Take the case of Kalyani as was mentioned earlier -- it serves as a good example for contrasting the treatment between CM and HM as well. A typical starting phrase in Kalyani would be something like GDPMGA.. with a rest on the ending ga (nyaasa as it is called). But this ga has to be oscillated/shaken to be authentic. Indeed the subtle differences between ragas are to a great extent stored in the way we shake these nyaasa swaras. Compare it, for example, to the way you would treat the ending gandharam in the sankarAbharaNam phrase SR~GA--. But I digress. I was simply pointing out that CM does not like these notes to be held without oscillation. In neither case could you get away holding a flat GA. In kalyANi the only note I can think that does not always _need_ to be oscillated is Ni, especially if it is leading to Sa (though there are plenty of contexts where the kalyANi nishAdam has to be oscillated as well). Of course you can hold flat notes in transition, within phrases, etc -- I am only talking about the long notes. In contrast, the HM Yaman allows every held note to be treated as flat as well as oscillated (with its own characteristic gamakas). The greatest exposition of Yaman without oscillation is the mind-blowingly meditative 70-minute ALAp (no jhOD-jHAlA, no nothing, just unaccompanied AlAp) on rudra veena by Ustad Zia Moiuddin Dagar. He explores every "angular" feature of yaman -- i.e. all kinds of intervallic jumps, note-striking, octave effects, etc that one never gets to hear otherwise. Interval jumps are hard to appreciate if the notes are being oscillated but here you get to hear the pure thing.
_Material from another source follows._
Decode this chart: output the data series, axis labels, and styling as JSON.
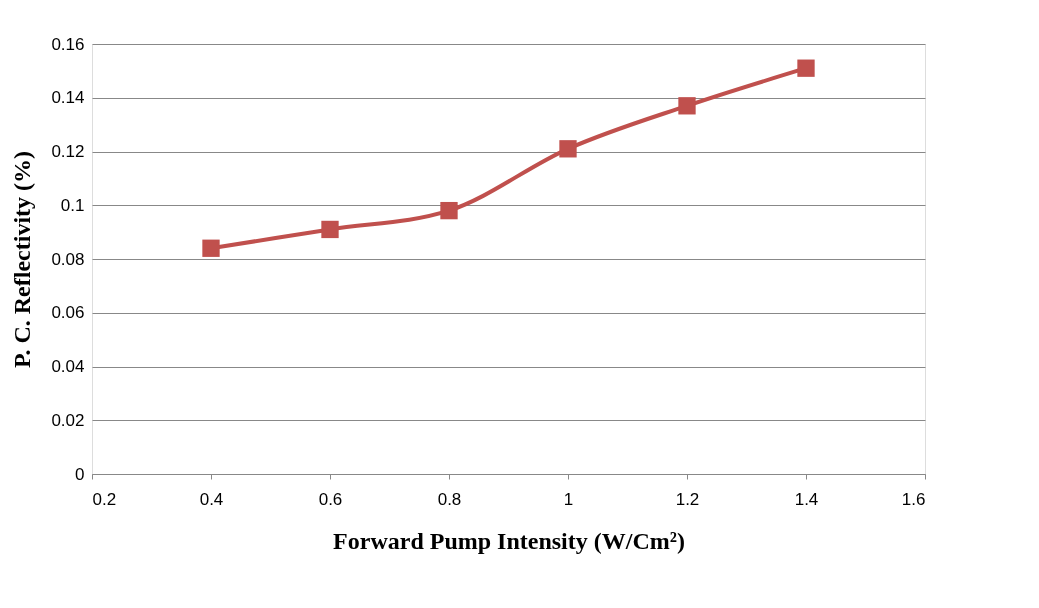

As to the other comment about CM tastes changing -- I presume they do all the time but I do not know if that has been a big factor in this particular aspect. I recall two different instances where this point about oscillation has been called out. In a concert by the great TViswanathan where he was performing right after a HM performance by Harold Powers, he pointed out that even though the notes in CM and HM are the same we have to shake the notes in CM. I cannot recall the exact words he used but it was approximately "it is as if we are hyper all the time in Carnatic music". The audience laughed but the point is a very deep one. The other example is from the other great CM pedagogue of our times, Shri SRJ. In a lec-dem where he explains kalyANi he says with characteristic flair "the monkey has to shake the branch" referring to the characteristic shake of the gAndhARa.